In terms of mobile technology, this isn’t really groundbreaking. Beamforming was tried in the 4G era by Sprint, and in the 3G period by China, with mixed results. If I may make an electromagnetic pun, it seems that this technology, in conjunction with MU-MIMO (described below) and completely incorporated into 5G, is the wave of the future.

Beamforming antennas in 3G and the vast majority of 4G networks have only eight transceivers, increasing gain by only a few times. Massive MIMO (M-MIMO) beamformers with 16, 32, or even 64 transceivers are being used in 5G networks. Because it would be exceedingly cumbersome to run 64 jumper cables between an antenna and radio in the field, these antennas often incorporate the radio and antenna into a single device. When compared to beamformers with eight transceivers, M-MIMO antennas can offer a performance boost of up to a factor of two.

With MIMO, data may be separated and sent through several antennas at once. Despite the technology’s somewhat far-fetched appearance, the advantages are easily quantified: If you double the number of antennas, your data transfer rate should double as well.

Both the device and the carrier’s equipment need to support MIMO transmission for this to work. Due to the length of time this technology has been developing, a wide range of devices with differing degrees of MIMO technology are now commercially accessible. For instance, the iPhone 13 supports 4 4 MIMO, which indicates that the device has four transmit and receive antennas and can, in theory, send and receive data 4 faster than a non-MIMO-equipped phone, given that the channel is strong enough to enable this.

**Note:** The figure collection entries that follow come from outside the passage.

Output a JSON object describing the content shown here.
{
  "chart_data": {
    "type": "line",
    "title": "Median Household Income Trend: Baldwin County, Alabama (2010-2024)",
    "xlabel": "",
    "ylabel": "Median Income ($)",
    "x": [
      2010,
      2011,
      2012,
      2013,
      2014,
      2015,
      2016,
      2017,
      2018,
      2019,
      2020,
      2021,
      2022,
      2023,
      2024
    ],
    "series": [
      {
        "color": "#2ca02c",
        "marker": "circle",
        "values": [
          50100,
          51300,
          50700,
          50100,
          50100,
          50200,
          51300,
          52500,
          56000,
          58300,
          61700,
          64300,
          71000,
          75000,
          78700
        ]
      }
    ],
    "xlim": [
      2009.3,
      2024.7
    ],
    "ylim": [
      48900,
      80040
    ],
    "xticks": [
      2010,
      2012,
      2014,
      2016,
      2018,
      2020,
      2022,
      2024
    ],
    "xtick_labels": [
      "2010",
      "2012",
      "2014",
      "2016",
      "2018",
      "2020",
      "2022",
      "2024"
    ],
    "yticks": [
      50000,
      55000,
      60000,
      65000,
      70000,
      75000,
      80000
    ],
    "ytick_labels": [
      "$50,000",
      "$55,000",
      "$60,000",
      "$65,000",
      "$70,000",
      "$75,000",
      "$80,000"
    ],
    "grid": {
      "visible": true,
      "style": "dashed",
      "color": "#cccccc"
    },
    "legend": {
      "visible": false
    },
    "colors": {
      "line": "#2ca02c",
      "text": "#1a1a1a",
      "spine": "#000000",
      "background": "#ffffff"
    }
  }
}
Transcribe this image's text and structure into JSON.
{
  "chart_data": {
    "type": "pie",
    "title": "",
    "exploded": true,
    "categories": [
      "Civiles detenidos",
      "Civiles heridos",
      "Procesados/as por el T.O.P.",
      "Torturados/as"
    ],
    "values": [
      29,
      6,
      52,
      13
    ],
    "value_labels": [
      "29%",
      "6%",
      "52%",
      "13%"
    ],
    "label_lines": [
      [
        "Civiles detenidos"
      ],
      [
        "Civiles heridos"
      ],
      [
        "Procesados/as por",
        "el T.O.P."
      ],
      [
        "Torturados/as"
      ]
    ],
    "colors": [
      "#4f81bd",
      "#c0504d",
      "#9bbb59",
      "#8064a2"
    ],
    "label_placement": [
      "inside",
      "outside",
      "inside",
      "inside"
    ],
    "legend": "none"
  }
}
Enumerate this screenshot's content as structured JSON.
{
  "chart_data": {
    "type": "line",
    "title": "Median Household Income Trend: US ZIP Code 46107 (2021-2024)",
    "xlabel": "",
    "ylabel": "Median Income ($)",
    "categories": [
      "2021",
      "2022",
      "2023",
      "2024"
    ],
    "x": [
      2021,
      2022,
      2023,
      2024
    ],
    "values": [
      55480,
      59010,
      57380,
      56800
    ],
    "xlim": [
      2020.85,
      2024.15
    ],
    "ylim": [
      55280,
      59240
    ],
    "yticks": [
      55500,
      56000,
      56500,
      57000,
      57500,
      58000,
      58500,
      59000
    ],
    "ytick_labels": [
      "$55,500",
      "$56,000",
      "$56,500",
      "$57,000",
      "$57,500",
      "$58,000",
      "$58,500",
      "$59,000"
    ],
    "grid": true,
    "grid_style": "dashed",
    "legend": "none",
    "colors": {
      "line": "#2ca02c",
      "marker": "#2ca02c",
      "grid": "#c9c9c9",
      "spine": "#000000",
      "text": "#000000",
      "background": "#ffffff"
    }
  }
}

The exciting part comes when MIMO is combined with beamforming to provide MU-MIMO. Here, two (or more, in theory) pieces of user equipment (UE) receive data from a base station at once thanks to beamforming. Although this does not boost UE data transfer rates, it does boost cell throughput, allowing more UEs to communicate in the same physical space.

In order for this technology to work, UEs need to be separated by a significant distance (i.e., have a significant angle between themselves relative to the transmitter). Reference signals are broadcast from a set of candidate beams by the base station, and the UE responds with information on which beam provides the best channel quality. The base station can implement MU-MIMO by combining the data from several UEs using the same resource blocks if the beams for those UEs are far enough apart to prevent interference with one another.

It can still be used if a large number of devices are within range because towers can switch between UEs in a fraction of a millisecond, increasing the possible number of users (but reducing total throughput).

Even while the achievement of supporting two independent UEs at once is impressive currently, who knows how far this technology may progress in the future? Instead of the omnidirectional information spewers that have been the standard since radio’s infancy, cellphone towers of the future may work more like tight-beam communication devices of science fiction mythology.

Multiple technologies, multiple antennas

5G data transmission in the present era is made possible by a conglomeration of technologies. Never before has such a heterogeneous collection of wireless technologies coalesced into the marvel that is modern communication. One potential culmination of this progress is the establishment of simultaneous communication between a large number of devices by directing a radio wave in a particular direction. However, tiny cells and 4T4R base stations were necessary to fully exploit the potential of 5G.